Year 8 Geography Trip
Our Year 8 Geography students recently travelled to the Queen Elizabeth Park in east London to learn more about the different approaches to managing river flooding along the River Lea and River Thames.
This article was written by Waleed Arif (8H).
After a long coach journey we arrived at our destination: the new and beautiful Queen Elizabeth Park.
There we were joined by our tutors from the Field Studies Council who gave us a brief overview of the history of the area and how over time housing had increasingly been built on the flood plain of the River Lea as London expanded east.
After this setting of the context, we began our data collection programme, first walking over a bridge across the Lea to measure the width of the river channel. We also calculated roughly, how far up we were from the bridge by using our GIS app, Survey123.
We then travelled downstream to the Three Mills Lock. This lock helps protect the Queen Elizabeth Park from flooding from the tidal Thames. This was an example of hard engineering, in contrast to strategy used upstream: a new wetland area created to increase the capacity of the channel.

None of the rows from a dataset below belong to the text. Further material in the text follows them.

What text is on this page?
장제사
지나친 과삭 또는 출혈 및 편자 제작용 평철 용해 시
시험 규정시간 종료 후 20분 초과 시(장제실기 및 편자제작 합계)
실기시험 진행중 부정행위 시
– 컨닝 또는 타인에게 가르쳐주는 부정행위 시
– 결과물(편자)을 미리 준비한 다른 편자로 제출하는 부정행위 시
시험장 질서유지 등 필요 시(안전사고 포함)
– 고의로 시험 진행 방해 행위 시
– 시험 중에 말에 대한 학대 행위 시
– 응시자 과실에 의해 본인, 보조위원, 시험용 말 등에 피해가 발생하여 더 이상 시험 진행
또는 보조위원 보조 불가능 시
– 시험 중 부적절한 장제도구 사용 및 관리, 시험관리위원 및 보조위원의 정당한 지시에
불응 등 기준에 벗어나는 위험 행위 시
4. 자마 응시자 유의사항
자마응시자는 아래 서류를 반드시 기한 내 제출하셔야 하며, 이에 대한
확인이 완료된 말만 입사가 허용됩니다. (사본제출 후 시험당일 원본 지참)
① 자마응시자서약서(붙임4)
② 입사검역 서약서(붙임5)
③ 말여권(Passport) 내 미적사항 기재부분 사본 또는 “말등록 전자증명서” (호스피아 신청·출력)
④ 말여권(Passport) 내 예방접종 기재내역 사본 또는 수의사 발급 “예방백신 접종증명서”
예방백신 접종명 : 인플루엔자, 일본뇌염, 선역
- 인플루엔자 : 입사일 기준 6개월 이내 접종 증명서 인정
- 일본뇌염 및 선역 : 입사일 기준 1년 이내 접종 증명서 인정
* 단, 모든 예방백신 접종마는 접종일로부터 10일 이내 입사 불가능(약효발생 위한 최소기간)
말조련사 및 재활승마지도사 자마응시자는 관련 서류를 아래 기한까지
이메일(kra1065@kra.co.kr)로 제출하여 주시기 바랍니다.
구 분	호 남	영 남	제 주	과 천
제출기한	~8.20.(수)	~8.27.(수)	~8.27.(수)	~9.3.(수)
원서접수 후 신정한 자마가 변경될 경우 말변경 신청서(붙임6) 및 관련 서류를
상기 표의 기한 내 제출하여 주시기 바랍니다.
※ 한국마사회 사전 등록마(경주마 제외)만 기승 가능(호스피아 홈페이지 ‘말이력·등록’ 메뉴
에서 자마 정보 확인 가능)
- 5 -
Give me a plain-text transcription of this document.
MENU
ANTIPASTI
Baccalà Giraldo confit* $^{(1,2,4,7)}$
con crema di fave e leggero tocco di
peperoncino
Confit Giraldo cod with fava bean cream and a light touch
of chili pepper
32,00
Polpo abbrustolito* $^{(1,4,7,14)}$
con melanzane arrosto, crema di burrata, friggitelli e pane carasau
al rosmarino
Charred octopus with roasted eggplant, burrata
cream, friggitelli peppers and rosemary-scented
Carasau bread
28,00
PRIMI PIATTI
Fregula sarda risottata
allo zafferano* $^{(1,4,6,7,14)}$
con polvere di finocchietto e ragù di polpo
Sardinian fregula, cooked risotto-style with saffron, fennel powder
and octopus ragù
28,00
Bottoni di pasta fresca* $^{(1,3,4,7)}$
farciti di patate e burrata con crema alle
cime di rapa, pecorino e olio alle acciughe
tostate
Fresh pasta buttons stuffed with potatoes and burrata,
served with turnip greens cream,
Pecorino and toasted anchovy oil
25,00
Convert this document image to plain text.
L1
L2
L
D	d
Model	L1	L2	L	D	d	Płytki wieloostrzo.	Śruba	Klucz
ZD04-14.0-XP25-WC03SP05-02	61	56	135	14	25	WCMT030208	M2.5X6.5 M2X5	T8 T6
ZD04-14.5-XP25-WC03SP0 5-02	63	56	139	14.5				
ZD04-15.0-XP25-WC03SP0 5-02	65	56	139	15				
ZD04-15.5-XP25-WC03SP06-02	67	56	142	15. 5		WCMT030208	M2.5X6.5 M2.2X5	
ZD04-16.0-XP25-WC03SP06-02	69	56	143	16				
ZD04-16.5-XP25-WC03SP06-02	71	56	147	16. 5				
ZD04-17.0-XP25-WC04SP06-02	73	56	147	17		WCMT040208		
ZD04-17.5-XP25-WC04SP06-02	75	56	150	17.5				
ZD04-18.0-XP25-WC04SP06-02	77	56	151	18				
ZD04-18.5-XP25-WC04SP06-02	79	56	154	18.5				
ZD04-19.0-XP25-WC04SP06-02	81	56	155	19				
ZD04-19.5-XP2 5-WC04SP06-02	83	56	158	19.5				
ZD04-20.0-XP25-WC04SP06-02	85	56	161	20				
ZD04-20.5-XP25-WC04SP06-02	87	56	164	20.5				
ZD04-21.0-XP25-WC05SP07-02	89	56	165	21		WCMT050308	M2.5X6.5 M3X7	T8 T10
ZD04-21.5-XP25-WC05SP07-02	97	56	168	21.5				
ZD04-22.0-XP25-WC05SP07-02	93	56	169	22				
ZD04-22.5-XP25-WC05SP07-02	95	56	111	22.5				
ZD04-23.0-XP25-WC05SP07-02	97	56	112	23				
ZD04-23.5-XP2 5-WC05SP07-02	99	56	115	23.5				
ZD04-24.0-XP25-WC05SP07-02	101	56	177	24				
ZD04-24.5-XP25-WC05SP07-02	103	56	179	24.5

We also saw the Thames Barrier which due to the future effects of climate change might be rebuilt and will cost an huge amount of money. The Thames Barrier as it is now cost billions and the rebuilt Thames Barrier will cost even more. However, the economic benefits to London make it justifable.
Overall, it was a interesting day: we learnt about the need for flood defences and the different options available. I would like to thank all of the staff who accompanied us to this amazing trip. As well as the tutors who guided us all around these magnificent sites.